Chapitre 55
aux joues, aux pointes des jolies oreilles, aux lèvres et la fin,
du nez délicat, faire le blanc naturel du teint
plus blanc encore.
"Est-ce que vous n'allez pas bien, pour dire n'importe quoi? Je suis votre cousin Sylvie, et
c'est votre cousin Rogron."
"Est-ce que vous voulez que quelque chose mange?" Rogron demandé.
"Quand est-ce que vous avez laissé Nantes?" Sylvie demandée.
"Est-ce qu'elle est bête?" dit Rogron.
"Pauvre petit cher, elle a à peine tous vêtements", Adèle pleurée qui avait,
ouvert le paquet de l'enfant, attaché dans un foulard du vieux,
Lorrains.
"Embrassez votre cousin", a dit Sylvie.
Pierrette a embrassé Rogron.
"Embrassez votre cousin", a dit Rogron.
Pierrette a embrassé Sylvie.
"Elle est fatiguée avec son voyage, petite chose pauvre,; elle veut aller
pour dormir", a dit Adèle.
Pierrette a été vaincu avec une aversion soudaine et invincible pour elle
deux relatives,-une sensation que personne n'avait jamais auparavant enthousiasmé en elle.

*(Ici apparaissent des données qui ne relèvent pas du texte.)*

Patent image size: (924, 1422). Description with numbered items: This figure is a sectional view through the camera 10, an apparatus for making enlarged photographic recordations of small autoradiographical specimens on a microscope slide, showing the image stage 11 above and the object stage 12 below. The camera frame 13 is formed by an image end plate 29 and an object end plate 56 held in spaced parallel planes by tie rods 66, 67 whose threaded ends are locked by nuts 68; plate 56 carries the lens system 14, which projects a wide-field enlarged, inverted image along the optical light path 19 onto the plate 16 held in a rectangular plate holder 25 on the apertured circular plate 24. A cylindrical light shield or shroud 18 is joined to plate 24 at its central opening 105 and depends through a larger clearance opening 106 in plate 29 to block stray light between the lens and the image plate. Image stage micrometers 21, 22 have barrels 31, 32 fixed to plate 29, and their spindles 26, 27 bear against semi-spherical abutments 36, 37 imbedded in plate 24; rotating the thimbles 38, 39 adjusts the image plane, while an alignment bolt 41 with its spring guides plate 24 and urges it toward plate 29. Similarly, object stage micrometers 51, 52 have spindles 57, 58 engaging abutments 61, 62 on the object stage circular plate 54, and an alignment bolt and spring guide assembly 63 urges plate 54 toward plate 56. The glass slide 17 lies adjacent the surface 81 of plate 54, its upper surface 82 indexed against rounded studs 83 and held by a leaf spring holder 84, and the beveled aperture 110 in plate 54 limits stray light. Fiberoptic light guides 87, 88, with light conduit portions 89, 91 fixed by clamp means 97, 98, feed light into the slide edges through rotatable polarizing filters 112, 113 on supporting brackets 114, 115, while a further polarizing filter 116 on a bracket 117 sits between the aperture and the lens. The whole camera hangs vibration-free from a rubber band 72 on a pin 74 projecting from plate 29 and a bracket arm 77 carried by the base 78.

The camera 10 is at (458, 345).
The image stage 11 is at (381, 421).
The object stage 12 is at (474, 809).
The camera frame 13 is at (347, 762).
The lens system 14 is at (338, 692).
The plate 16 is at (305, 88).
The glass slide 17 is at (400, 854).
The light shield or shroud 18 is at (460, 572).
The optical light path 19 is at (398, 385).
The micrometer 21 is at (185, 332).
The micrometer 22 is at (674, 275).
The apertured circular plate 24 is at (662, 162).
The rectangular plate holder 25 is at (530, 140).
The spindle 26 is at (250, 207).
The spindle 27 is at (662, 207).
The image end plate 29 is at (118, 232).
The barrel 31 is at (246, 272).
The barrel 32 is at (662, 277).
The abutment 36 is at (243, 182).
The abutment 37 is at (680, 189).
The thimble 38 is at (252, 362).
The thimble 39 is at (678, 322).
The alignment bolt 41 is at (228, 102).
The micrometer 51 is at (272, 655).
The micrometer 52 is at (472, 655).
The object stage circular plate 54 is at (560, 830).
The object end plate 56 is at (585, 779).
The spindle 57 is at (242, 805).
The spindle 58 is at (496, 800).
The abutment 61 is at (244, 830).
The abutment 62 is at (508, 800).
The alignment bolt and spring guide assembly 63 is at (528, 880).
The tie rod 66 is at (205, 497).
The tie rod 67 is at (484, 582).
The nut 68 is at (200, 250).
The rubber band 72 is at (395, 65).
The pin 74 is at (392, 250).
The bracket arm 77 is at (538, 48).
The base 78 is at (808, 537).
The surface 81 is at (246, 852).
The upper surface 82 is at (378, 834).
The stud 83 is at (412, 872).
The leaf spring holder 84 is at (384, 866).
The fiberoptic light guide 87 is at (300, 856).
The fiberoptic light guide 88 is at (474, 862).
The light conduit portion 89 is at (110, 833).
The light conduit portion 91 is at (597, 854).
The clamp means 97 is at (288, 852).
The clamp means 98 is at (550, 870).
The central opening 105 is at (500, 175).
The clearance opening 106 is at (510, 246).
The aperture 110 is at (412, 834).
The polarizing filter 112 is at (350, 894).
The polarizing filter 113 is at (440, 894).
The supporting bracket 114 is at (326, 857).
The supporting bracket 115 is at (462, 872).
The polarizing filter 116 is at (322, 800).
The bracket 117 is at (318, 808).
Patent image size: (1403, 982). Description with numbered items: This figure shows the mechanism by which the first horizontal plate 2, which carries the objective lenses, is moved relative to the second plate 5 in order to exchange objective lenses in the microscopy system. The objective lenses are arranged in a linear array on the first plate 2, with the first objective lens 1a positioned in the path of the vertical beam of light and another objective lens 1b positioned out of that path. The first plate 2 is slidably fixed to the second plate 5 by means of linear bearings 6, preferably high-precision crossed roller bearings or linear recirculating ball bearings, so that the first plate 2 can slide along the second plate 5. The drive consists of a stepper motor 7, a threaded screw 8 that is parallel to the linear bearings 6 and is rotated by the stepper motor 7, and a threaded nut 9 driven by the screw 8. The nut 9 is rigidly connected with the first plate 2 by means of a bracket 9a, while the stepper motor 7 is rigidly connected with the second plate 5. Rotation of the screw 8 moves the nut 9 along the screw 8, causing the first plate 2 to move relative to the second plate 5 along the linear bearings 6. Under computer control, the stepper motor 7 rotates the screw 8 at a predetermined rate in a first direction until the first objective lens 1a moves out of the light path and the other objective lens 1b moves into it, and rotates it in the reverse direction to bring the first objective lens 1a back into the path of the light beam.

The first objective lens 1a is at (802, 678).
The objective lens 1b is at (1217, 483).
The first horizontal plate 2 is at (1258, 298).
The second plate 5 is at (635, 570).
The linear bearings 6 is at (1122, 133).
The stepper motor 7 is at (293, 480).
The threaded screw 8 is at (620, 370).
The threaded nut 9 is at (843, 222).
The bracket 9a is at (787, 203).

Sylvie et la bonne la sont montée à lit dans la pièce où Brigaut
après observé le rideau du coton blanc. Dedans un petit lit était
avec une perche le bleu a peint de lequel a pendu un rideau bigarré; une noix
bureau sans un sommet du marbre, une petite table, un miroir, un même
nuit table commune sans une porte, et trois chaises ont complété le
mobilier de la pièce. Les murs qui ont incliné devant ont été pendus
avec un papier usé, bleuissez avec les fleurs du noir. Le sol en tuiles, taché,
rouge et poli, était couvert de glace aux pieds. Il n'y avait aucune moquette à l'exception de
une bande au chevet. Le manteau de marbre commun a été orné
par un miroir, deux candélabres en cuivre dorure, et une tasse de l'albâtre vulgaire
dans qui deux pigeons, en formant des manches, buvait.
"Est-ce que vous serez confortable ici, ma petite fille?" dit Sylvie.
"Oh, c'est beau!" dit l'enfant, de sa voix argentée.
"Elle n'est pas difficile de vouloir", a marmonné le domestique solide. "Sha' pas
Est-ce que je chauffe son lit?" elle a demandé.